Dado que as regras de translineação do português e do inglês são diferentes (nesta última a base da translineação é a formação das palavras e não simplesmente silábica), fico por vezes em dúvida sobre que regra aplicar quando surgem termos ingleses num texto português. Por exemplo, será que, num texto em português, a palavra marketing deverá ser translineada assim: "mar-ke-ting", ou "mar-ket-ing" (de acordo com a formação da palavra em inglês)?
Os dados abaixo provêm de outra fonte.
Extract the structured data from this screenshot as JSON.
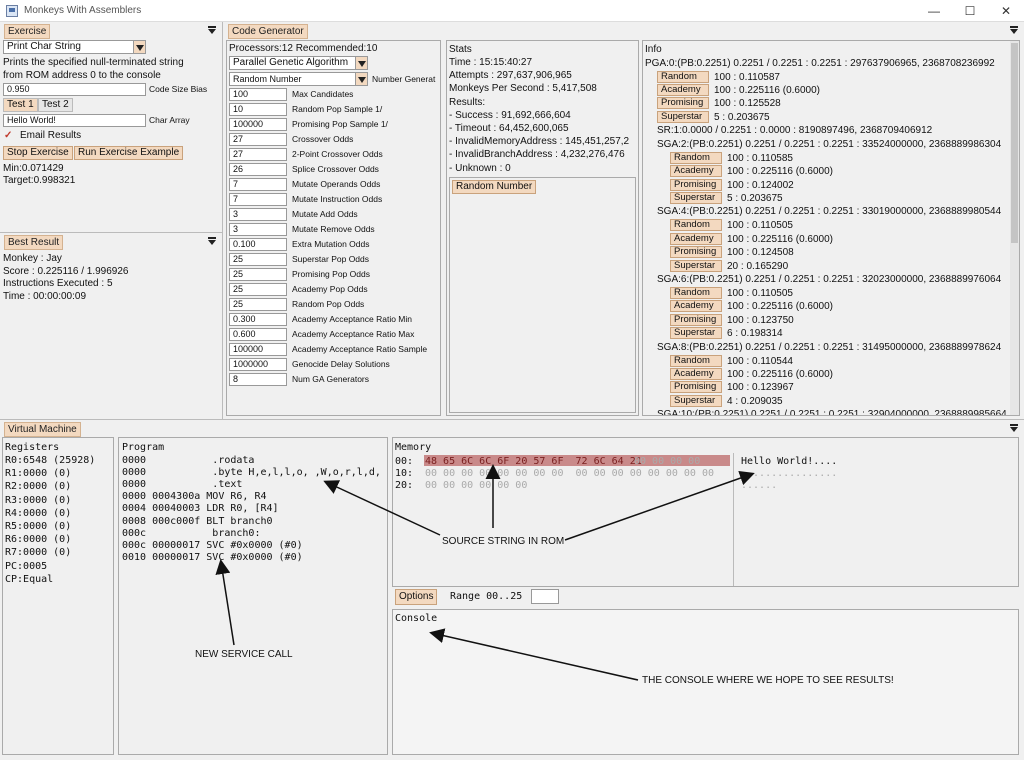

Agradeço qualquer ajuda que me possam dar.

Resposta:

A pergunta que faz é extremamente pertinente e não encontra resposta nos prontuários que consultei. Mas considero que é recomendável a translineação à portuguesa, uma vez que é possível separar a palavra em sílabas gráficas: "mar-ke-ting". No caso de grafemas geminados (bottle, hatter), poder-se-á seguir o mesmo critério que se aplica a <ss> e <rr>, ou seja, separá-los: "bot-tle".

Pergunta:

Agradeço que me informem, e porquê, sobre se o verbo constar tem sujeito, ou se é um verbo impessoal transitivo sem sujeito.

Resposta:

O verbo constar é normalmente um verbo intransitivo e rege a preposição de; outros gramáticos preferem classificá-lo como verbo transitivo indirecto, seleccionando um complemento preposicionado.

Considera-se este verbo um verbo unipessoal, visto que, pelo seu sentido, costuma admitir um sujeito da 3.ª pessoa do singular ou do plural.

Pode ter significados diferentes, conforme os contextos.

Por exemplo:

1 — «consistir em», «figurar em»:

a) — «a peça consta de três partes»; «a refeição consta de sopa, um prato de peixe e sobremesa» = «... consiste (em)...»

b) — «esses nomes não constam da lista de aposentados» = «... não  figuram (em)...»

2 — O verbo também pode ter o significado de: «dizer-se», «ser dado como certo», «chegar ao conhecimento de alguém sem ter sido comprovado». Neste caso, emprega-se com oração subordinada completiva com a função de sujeito e, opcionalmente, com um complemento indirecto.

Praticamente tem o significado de «diz-se».

Exemplos:

«Consta que vai haver remodelação na Administração»; «essa novidade constou ontem na empresa»; «não me consta que tenhamos de passar a picar o ponto».

Verbos impessoais são os que não têm sujeito. Por exemplo: o verbo haver na acepção de «existir» («houve momentos de grande emoção»); o verbo fazer quando indica tempo decorrido («faz hoje sete anos que ela partiu»); chover, anoitecer, etc.